The tests attempt to simulate how the nation’s 19 biggest banks would perform in periods of market stress, such as the one experienced in late 2008 after Lehman Brothers’s collapse. For example, some of the test scenarios include a 50 percent decline of the stock market, unemployment rate of 13 percent, and an 8 percent decline in GDP.

In late 2009, similar stress tests done by the Fed showed that banks needed to raise billions of dollars in additional capital.

According to Keefe, Bruyette & Woods (KBW) analyst David Konrad, this year’s stress scenarios are expected to be “significantly more negative than the prior year’s scenarios.”

It is widely believed that banks are looking to raise dividend yields to improve shareholder returns. But a poor showing on the stress test could dampen those hopes and require additional capital raising, which would dilute shareholder value. A good showing will likely mean that more dividends would be approved.

One example is Citigroup Inc., which received a massive bailout in 2008. Citigroup is looking to raise its dividend from 1 cent per share currently.

KBW believes that four U.S. banks are targeting dividend payouts for a yield of greater than 3 percent. Those four include Fifth Third Bancorp, JPMorgan Chase & Co., Huntington Bancshares, Inc., and M&T Bank.
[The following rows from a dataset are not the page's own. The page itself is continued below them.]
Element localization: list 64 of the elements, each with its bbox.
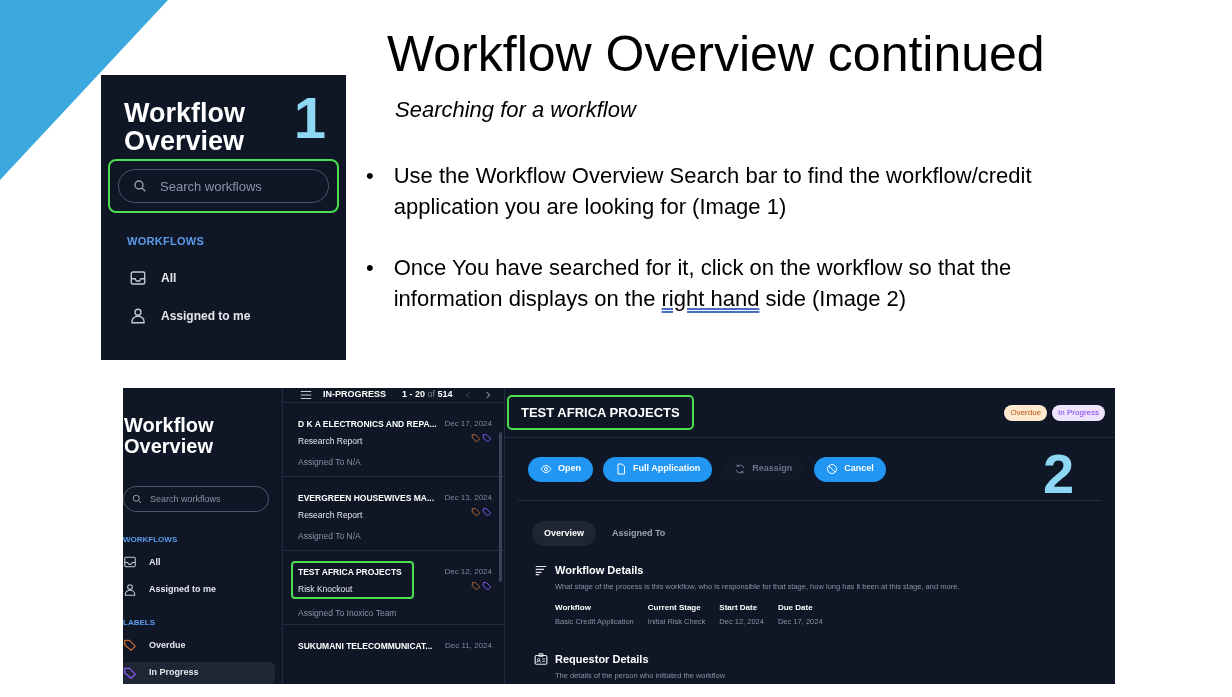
list-title: IN-PROGRESS (323, 388, 386, 402)
field-label: Due Date (777, 601, 814, 614)
item-assignee: Assigned To Inoxico Team (298, 606, 398, 620)
bullet-text: Once You have searched for it, click on the workflow so that the information displays on the right hand side (Image 2) (393, 254, 1013, 313)
status-badge: In Progress (1052, 404, 1105, 421)
step-number: 2 (1043, 446, 1075, 502)
section-title: Workflow Details (555, 563, 644, 578)
nav-item[interactable]: Assigned to me (123, 578, 275, 601)
item-type: Risk Knockout (298, 582, 354, 596)
ban-icon (826, 463, 839, 475)
item-assignee: Assigned To N/A (298, 529, 362, 543)
document-icon (615, 463, 627, 475)
item-title: EVERGREEN HOUSEWIVES MA... (298, 492, 435, 505)
item-type: Research Report (298, 434, 364, 448)
eye-icon (540, 463, 552, 475)
item-date: Dec 11, 2024 (445, 640, 492, 652)
list-item[interactable]: TEST AFRICA PROJECTS Risk Knockout Dec 12, 2024 Assigned To Inoxico Team (283, 551, 504, 625)
slide-subtitle: Searching for a workflow (395, 96, 636, 124)
search-field[interactable]: Search workflows (123, 486, 269, 512)
section-heading: LABELS (123, 617, 156, 629)
item-date: Dec 17, 2024 (444, 418, 492, 430)
field-label: Current Stage (647, 601, 702, 614)
item-title: SUKUMANI TELECOMMUNICAT... (298, 640, 433, 653)
refresh-icon (734, 463, 747, 475)
id-card-icon (534, 652, 548, 667)
section-heading: WORKFLOWS (126, 234, 205, 249)
bullet-mark: • (366, 162, 374, 190)
status-badge: Overdue (1004, 404, 1048, 421)
nav-item[interactable]: Overdue (123, 634, 275, 657)
nav-item[interactable]: All (101, 267, 346, 288)
nav-item[interactable]: Assigned to me (101, 305, 346, 326)
section-title: Requestor Details (555, 652, 649, 667)
bullet-text: Use the Workflow Overview Search bar to find the workflow/credit application you are looking for (Image 1) (393, 162, 1033, 221)
step-number: 1 (293, 89, 326, 147)
bullet-mark: • (366, 254, 374, 282)
item-title: D K A ELECTRONICS AND REPA... (298, 418, 437, 431)
person-icon (129, 306, 147, 325)
page-range: 1 - 20 of 514 (402, 388, 453, 402)
item-assignee: Assigned To N/A (298, 455, 362, 469)
section-heading: WORKFLOWS (123, 534, 179, 546)
tab[interactable]: Assigned To (600, 521, 678, 546)
tab[interactable]: Overview (532, 521, 597, 546)
person-icon (123, 582, 137, 597)
list-item[interactable]: SUKUMANI TELECOMMUNICAT... Dec 11, 2024 (283, 625, 504, 684)
field-label: Workflow (555, 601, 592, 614)
inbox-icon (123, 555, 137, 570)
field-label: Start Date (719, 601, 759, 614)
lines-icon (534, 563, 548, 578)
item-type: Research Report (298, 508, 364, 522)
inbox-icon (129, 268, 147, 287)
app-title: Workflow Overview (123, 415, 215, 457)
detail-title: TEST AFRICA PROJECTS (507, 394, 694, 431)
search-icon (131, 493, 143, 505)
nav-item[interactable]: All (123, 551, 275, 574)
search-icon (132, 178, 148, 194)
item-date: Dec 12, 2024 (444, 566, 492, 578)
item-title: TEST AFRICA PROJECTS (298, 566, 402, 579)
search-field[interactable]: Search workflows (118, 169, 329, 203)
nav-item[interactable]: In Progress (123, 661, 275, 684)
slide-title: Workflow Overview continued (387, 25, 1045, 84)
item-date: Dec 13, 2024 (444, 492, 492, 504)
app-title: Workflow Overview (124, 97, 246, 155)
menu-icon (299, 388, 313, 402)
scrollbar[interactable] (499, 432, 502, 582)
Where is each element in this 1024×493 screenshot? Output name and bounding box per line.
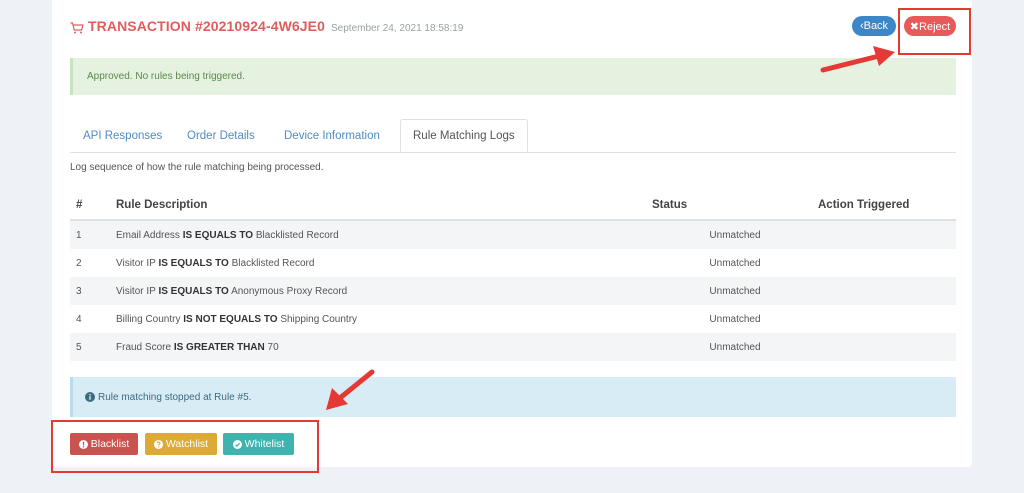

Bank of America Corp. and Morgan Stanley Co. are two of the bank holding companies not expected to raise dividends regardless of the outcome of the stress tests.

Moody’s Investors Service said on Monday that another assumption that could be used is a further 20 percent decline in U.S. housing prices. By its estimation, in this case, the banks with higher concentrations of residential mortgage-related assets would suffer.

Ally Financial, Regions Financial Corp., Bank of America Corp., and SunTrust Mortgage, Inc. “rank among the lowest on capital and profitability metrics,” Moody’s said in a research note. By its estimation, American Express Co., Bank of New York Mellon, and State Street Corp. display the strongest capital bases to withstand market disruption.